With seconds left, England got their act together. Carling struck down the right. A line-out was followed by a scrum, and Guscott floated a long pass to the ubiquitous Hunter, who had materialised on the opposite wing. For Hunter, at least, it had been a day to remember and a job well done.
ENGLAND: J Webb (Bath); I Hunter (Northampton), W Carling (Harlequins, capt), J Guscott (Bath), T Underwood (Leicester); R Andrew (Wasps), D Morris (Orrell); J Leonard (Harlequins), J Olver (Northampton), V Ubogu (Bath), M Bayfield (Northampton), W Dooley (Preston Grasshoppers), D Ryan (Wasps), P Winterbottom (Harlequins), D Richards (Leicester).
CANADA: S Stewart (UBC Old Boys); S Gray (Kats), M Williams (Meralomas), I Stuart (Vancouver Rowing Club), D Lougheed (Toronto Welsh); G Rees (Oak Bay Castaways), J Graf (UBC Old Boys); D Jackart (UBC Old Boys), K Svoboda (Ajax Wanderers), E Evans (UBC Old Boys), J Knauer (Meralomas), N Hadley (UBC Old Boys, capt), I Gordon (James Bay AA), G MacKinnon (Ex Brittania Lions), C McKenzie (UBC Old Boys).

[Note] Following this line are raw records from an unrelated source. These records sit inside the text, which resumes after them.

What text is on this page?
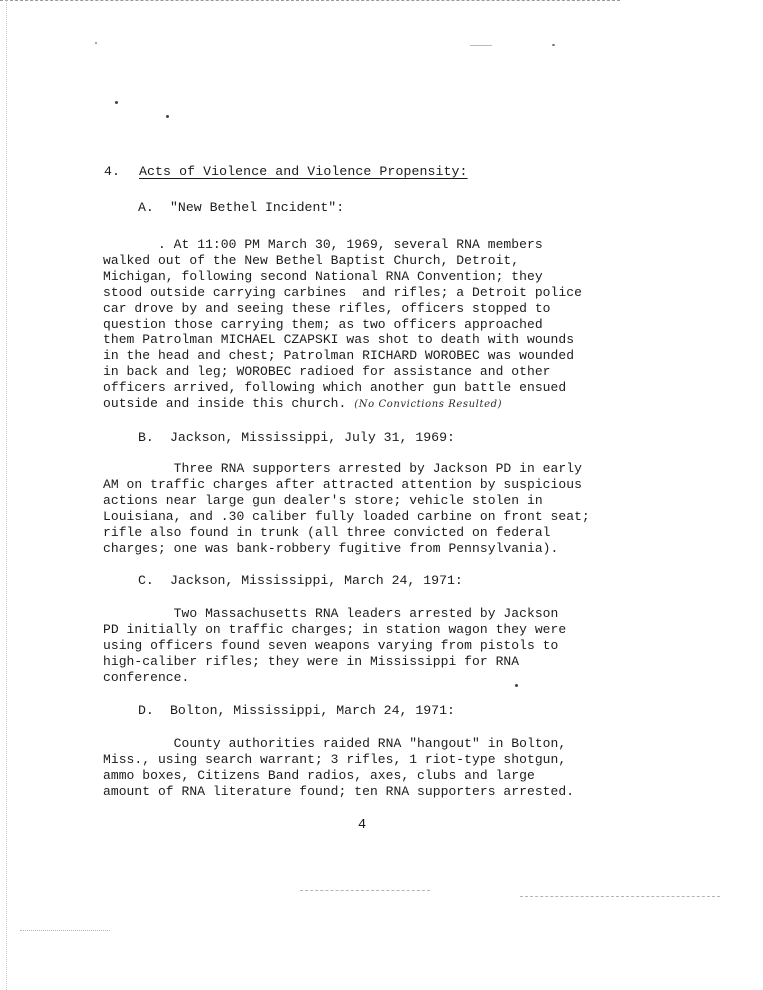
4. Acts of Violence and Violence Propensity:
A. "New Bethel Incident":
. At 11:00 PM March 30, 1969, several RNA members
walked out of the New Bethel Baptist Church, Detroit,
Michigan, following second National RNA Convention; they
stood outside carrying carbines  and rifles; a Detroit police
car drove by and seeing these rifles, officers stopped to
question those carrying them; as two officers approached
them Patrolman MICHAEL CZAPSKI was shot to death with wounds
in the head and chest; Patrolman RICHARD WOROBEC was wounded
in back and leg; WOROBEC radioed for assistance and other
officers arrived, following which another gun battle ensued
outside and inside this church. (No Convictions Resulted)
B. Jackson, Mississippi, July 31, 1969:
Three RNA supporters arrested by Jackson PD in early
AM on traffic charges after attracted attention by suspicious
actions near large gun dealer's store; vehicle stolen in
Louisiana, and .30 caliber fully loaded carbine on front seat;
rifle also found in trunk (all three convicted on federal
charges; one was bank-robbery fugitive from Pennsylvania).
C. Jackson, Mississippi, March 24, 1971:
Two Massachusetts RNA leaders arrested by Jackson
PD initially on traffic charges; in station wagon they were
using officers found seven weapons varying from pistols to
high-caliber rifles; they were in Mississippi for RNA
conference.
D. Bolton, Mississippi, March 24, 1971:
County authorities raided RNA "hangout" in Bolton,
Miss., using search warrant; 3 rifles, 1 riot-type shotgun,
ammo boxes, Citizens Band radios, axes, clubs and large
amount of RNA literature found; ten RNA supporters arrested.
4
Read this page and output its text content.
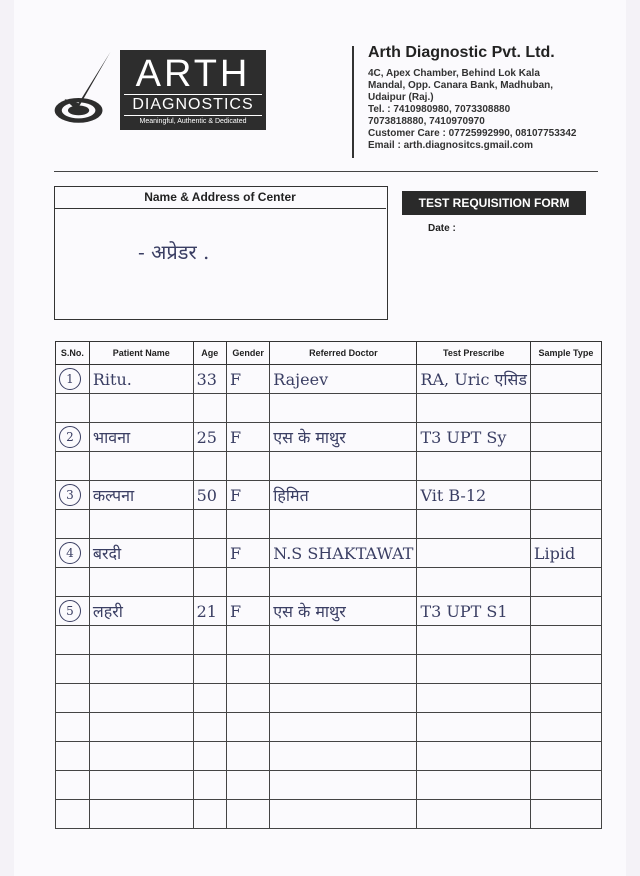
ARTH
DIAGNOSTICS
Meaningful, Authentic & Dedicated
Arth Diagnostic Pvt. Ltd.
4C, Apex Chamber, Behind Lok Kala
Mandal, Opp. Canara Bank, Madhuban,
Udaipur (Raj.)
Tel. : 7410980980, 7073308880
7073818880, 7410970970
Customer Care : 07725992990, 08107753342
Email : arth.diagnositcs.gmail.com
Name & Address of Center
- अप्रेडर .
TEST REQUISITION FORM
Date :
S.No.	Patient Name	Age	Gender	Referred Doctor	Test Prescribe	Sample Type
1	Ritu.	33	F	Rajeev	RA, Uric एसिड	

2	भावना	25	F	एस के माथुर	T3 UPT Sy	

3	कल्पना	50	F	हिमित	Vit B-12	

4	बरदी		F	N.S SHAKTAWAT		Lipid

5	लहरी	21	F	एस के माथुर	T3 UPT S1	
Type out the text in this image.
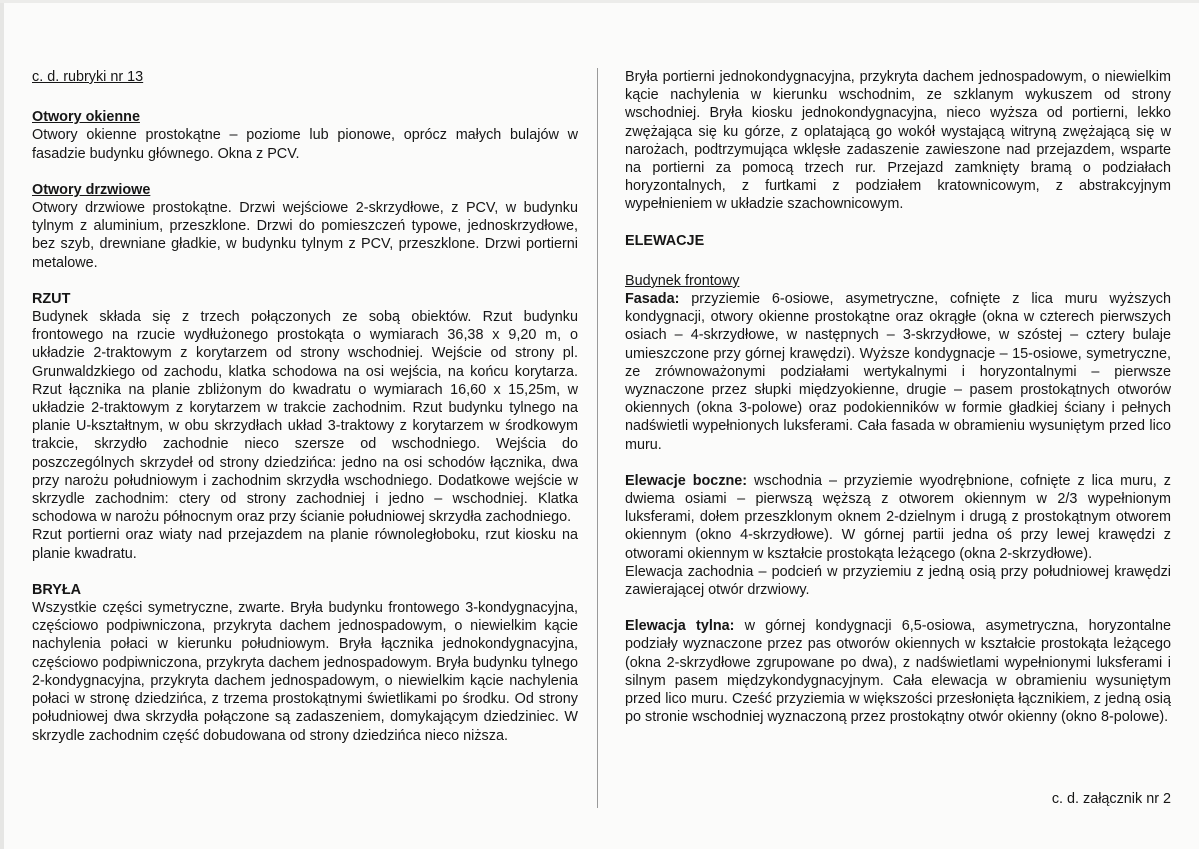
c. d. rubryki nr 13

Otwory okienne

Otwory okienne prostokątne – poziome lub pionowe, oprócz małych bulajów w fasadzie budynku głównego. Okna z PCV.

Otwory drzwiowe

Otwory drzwiowe prostokątne. Drzwi wejściowe 2-skrzydłowe, z PCV, w budynku tylnym z aluminium, przeszklone. Drzwi do pomieszczeń typowe, jednoskrzydłowe, bez szyb, drewniane gładkie, w budynku tylnym z PCV, przeszklone. Drzwi portierni metalowe.

RZUT

Budynek składa się z trzech połączonych ze sobą obiektów. Rzut budynku frontowego na rzucie wydłużonego prostokąta o wymiarach 36,38 x 9,20 m, o układzie 2-traktowym z korytarzem od strony wschodniej. Wejście od strony pl. Grunwaldzkiego od zachodu, klatka schodowa na osi wejścia, na końcu korytarza. Rzut łącznika na planie zbliżonym do kwadratu o wymiarach 16,60 x 15,25m, w układzie 2-traktowym z korytarzem w trakcie zachodnim. Rzut budynku tylnego na planie U-kształtnym, w obu skrzydłach układ 3-traktowy z korytarzem w środkowym trakcie, skrzydło zachodnie nieco szersze od wschodniego. Wejścia do poszczególnych skrzydeł od strony dziedzińca: jedno na osi schodów łącznika, dwa przy narożu południowym i zachodnim skrzydła wschodniego. Dodatkowe wejście w skrzydle zachodnim: ctery od strony zachodniej i jedno – wschodniej. Klatka schodowa w narożu północnym oraz przy ścianie południowej skrzydła zachodniego.

Rzut portierni oraz wiaty nad przejazdem na planie równoległoboku, rzut kiosku na planie kwadratu.

BRYŁA

Wszystkie części symetryczne, zwarte. Bryła budynku frontowego 3-kondygnacyjna, częściowo podpiwniczona, przykryta dachem jednospadowym, o niewielkim kącie nachylenia połaci w kierunku południowym. Bryła łącznika jednokondygnacyjna, częściowo podpiwniczona, przykryta dachem jednospadowym. Bryła budynku tylnego 2-kondygnacyjna, przykryta dachem jednospadowym, o niewielkim kącie nachylenia połaci w stronę dziedzińca, z trzema prostokątnymi świetlikami po środku. Od strony południowej dwa skrzydła połączone są zadaszeniem, domykającym dziedziniec. W skrzydle zachodnim część dobudowana od strony dziedzińca nieco niższa.

Bryła portierni jednokondygnacyjna, przykryta dachem jednospadowym, o niewielkim kącie nachylenia w kierunku wschodnim, ze szklanym wykuszem od strony wschodniej. Bryła kiosku jednokondygnacyjna, nieco wyższa od portierni, lekko zwężająca się ku górze, z oplatającą go wokół wystającą witryną zwężającą się w narożach, podtrzymująca wklęsłe zadaszenie zawieszone nad przejazdem, wsparte na portierni za pomocą trzech rur. Przejazd zamknięty bramą o podziałach horyzontalnych, z furtkami z podziałem kratownicowym, z abstrakcyjnym wypełnieniem w układzie szachownicowym.

ELEWACJE

Budynek frontowy

Fasada: przyziemie 6-osiowe, asymetryczne, cofnięte z lica muru wyższych kondygnacji, otwory okienne prostokątne oraz okrągłe (okna w czterech pierwszych osiach – 4-skrzydłowe, w następnych – 3-skrzydłowe, w szóstej – cztery bulaje umieszczone przy górnej krawędzi). Wyższe kondygnacje – 15-osiowe, symetryczne, ze zrównoważonymi podziałami wertykalnymi i horyzontalnymi – pierwsze wyznaczone przez słupki międzyokienne, drugie – pasem prostokątnych otworów okiennych (okna 3-polowe) oraz podokienników w formie gładkiej ściany i pełnych nadświetli wypełnionych luksferami. Cała fasada w obramieniu wysuniętym przed lico muru.

Elewacje boczne: wschodnia – przyziemie wyodrębnione, cofnięte z lica muru, z dwiema osiami – pierwszą węższą z otworem okiennym w 2/3 wypełnionym luksferami, dołem przeszklonym oknem 2-dzielnym i drugą z prostokątnym otworem okiennym (okno 4-skrzydłowe). W górnej partii jedna oś przy lewej krawędzi z otworami okiennym w kształcie prostokąta leżącego (okna 2-skrzydłowe).

Elewacja zachodnia – podcień w przyziemiu z jedną osią przy południowej krawędzi zawierającej otwór drzwiowy.

Elewacja tylna: w górnej kondygnacji 6,5-osiowa, asymetryczna, horyzontalne podziały wyznaczone przez pas otworów okiennych w kształcie prostokąta leżącego (okna 2-skrzydłowe zgrupowane po dwa), z nadświetlami wypełnionymi luksferami i silnym pasem międzykondygnacyjnym. Cała elewacja w obramieniu wysuniętym przed lico muru. Cześć przyziemia w większości przesłonięta łącznikiem, z jedną osią po stronie wschodniej wyznaczoną przez prostokątny otwór okienny (okno 8-polowe).

c. d. załącznik nr 2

Replacement: K Wirachowski (Velox Valhallians) for Evans (49 min).
Referee: G Simmonds (Wales).
Scorers: Rees (pen, 5 min) 0-3; Hunter (try, 18 min) 5-3; Guscott (try, 28 min) 10-3; Rees (pen, 30 min) 10-6; Webb (pen, 33 min) 13-6, Webb (pen, 40 min) 16-6; Winterbottom (try, 49 min) 21-6; Graf/Rees (try/conv, 67 min) 21-13; Hunter (try, 77 min) 26-13.